Artist’s factory

Stella McCartney, John Galliano, Alexander McQueen… The English people managed to impose their brands in fashion. Their secret? A top level training, just like the brand new Central Saint Martin’s building , which gathers  the most prestigious art’s schools of London. Just a step from the Saint Pancras station, this talented incubator attracts pupils of the whole world.

Last summer, Saint Martin’s College of Art and Design moved in 1, Granary Square, into a former grains’ warehouse. In Granary Building, this factory of the arts of the XXIth century, are gathered several historic schools: Central Saint Martins  (itself an union of  the Central School of art and the famous Saint Martin School of Art in Charing Cross Road), the Drama Centre London and the Byam Shaw School of Art.
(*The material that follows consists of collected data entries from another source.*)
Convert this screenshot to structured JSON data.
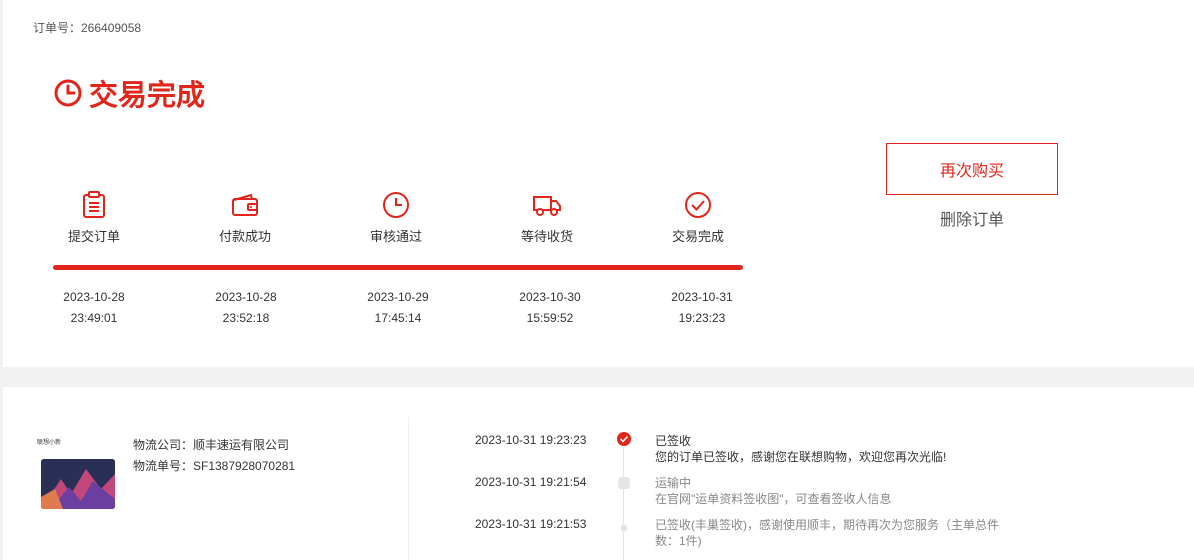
{
  "order": {
    "number_label": "订单号：266409058"
  },
  "status": {
    "title": "交易完成"
  },
  "steps": [
    {
      "label": "提交订单",
      "icon": "clipboard-icon",
      "date": "2023-10-28",
      "time": "23:49:01"
    },
    {
      "label": "付款成功",
      "icon": "wallet-icon",
      "date": "2023-10-28",
      "time": "23:52:18"
    },
    {
      "label": "审核通过",
      "icon": "clock-icon",
      "date": "2023-10-29",
      "time": "17:45:14"
    },
    {
      "label": "等待收货",
      "icon": "truck-icon",
      "date": "2023-10-30",
      "time": "15:59:52"
    },
    {
      "label": "交易完成",
      "icon": "check-circle-icon",
      "date": "2023-10-31",
      "time": "19:23:23"
    }
  ],
  "progress": {
    "fraction": 1.0
  },
  "actions": {
    "rebuy": "再次购买",
    "delete": "删除订单"
  },
  "logistics": {
    "product_brand": "联想小新",
    "company": "物流公司：顺丰速运有限公司",
    "tracking": "物流单号：SF1387928070281",
    "events": [
      {
        "time": "2023-10-31 19:23:23",
        "title": "已签收",
        "desc": "您的订单已签收，感谢您在联想购物，欢迎您再次光临!"
      },
      {
        "time": "2023-10-31 19:21:54",
        "title": "运输中",
        "desc": "在官网\"运单资料签收图\"，可查看签收人信息"
      },
      {
        "time": "2023-10-31 19:21:53",
        "title": "已签收(丰巢签收)，感谢使用顺丰，期待再次为您服务（主单总件数：1件)",
        "desc": ""
      }
    ]
  },
  "colors": {
    "accent": "#e1251b"
  }
}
For those Schools, the list of the alumni can be read as a Gotha of arts and fashion.

All in all, more than three thousand students in plastic arts, visual arts, fashion and textile live under the same roof  to whom are added the teachers and the administrative staff

The architect, Paul William, designed the school as a cubic cathedral of cement, glass and laminated (usual materials of the contemporary architecture) combined with eroded red brick inherited from the industrial revolution. Today, there is eccentricity and creativity at all floors. The building is crossed by an impressive main artery: 110 meters long and 20 meters high. Everything, here is inviting to transversality, to the hybridization and cross-fertilization of the disciplines, and to new ways to teach and to learn.

The idea to group the most prestigious art’s schools of the British capital goes back up in the middle of 1990s. The art’s university of London successfully achieves today  this old project thanks to this new building and to a financing of 200 million pounds: near half of that budget results from the sale of the former buildings, the rest coming from the bank.

An investment which the school intends to make profitable, in a period when education in general – and the arts education particularly-  is less and less subsidized and is more expensive thus always. For the British students, tuition fees are going to triple, from 3000 to 9000 pounds. Many anticipated this increase and gave up their traditional sabbatical year after the equivalent of the high school diploma.

Nowadays, Central Saint Martin’s accepts more and more ‘international’ students, whose tuition fees are higher. They represent henceforth an important part of the budget and of the students.

On the other hand, the school does not neglect sponsors avid to support creativity. Last initiative in date: LVMH signed a partnership in which the firm commits to welcome trainees in all of its brands, commits to deliver grants, affixing its logo on the amphitheater of Granary Building… Then, of course, that clamps a little towards the professors and students, also  the fact that you should not dirty grounds with painting (a contradiction for a school of art), or as the strict security measures on the accesses.>>>>>>>>>>>>>>>>>>>>>>>>>>>>>in any case, there is a Central Saint Martins’ spirit, and it is the spirit of people who know how to take risks, who have the ambition to change the world, who are encouraged to find the answers in themselves, while learning to open doors.

A beautiful factory which allows you to create and to build yourself while dreaming.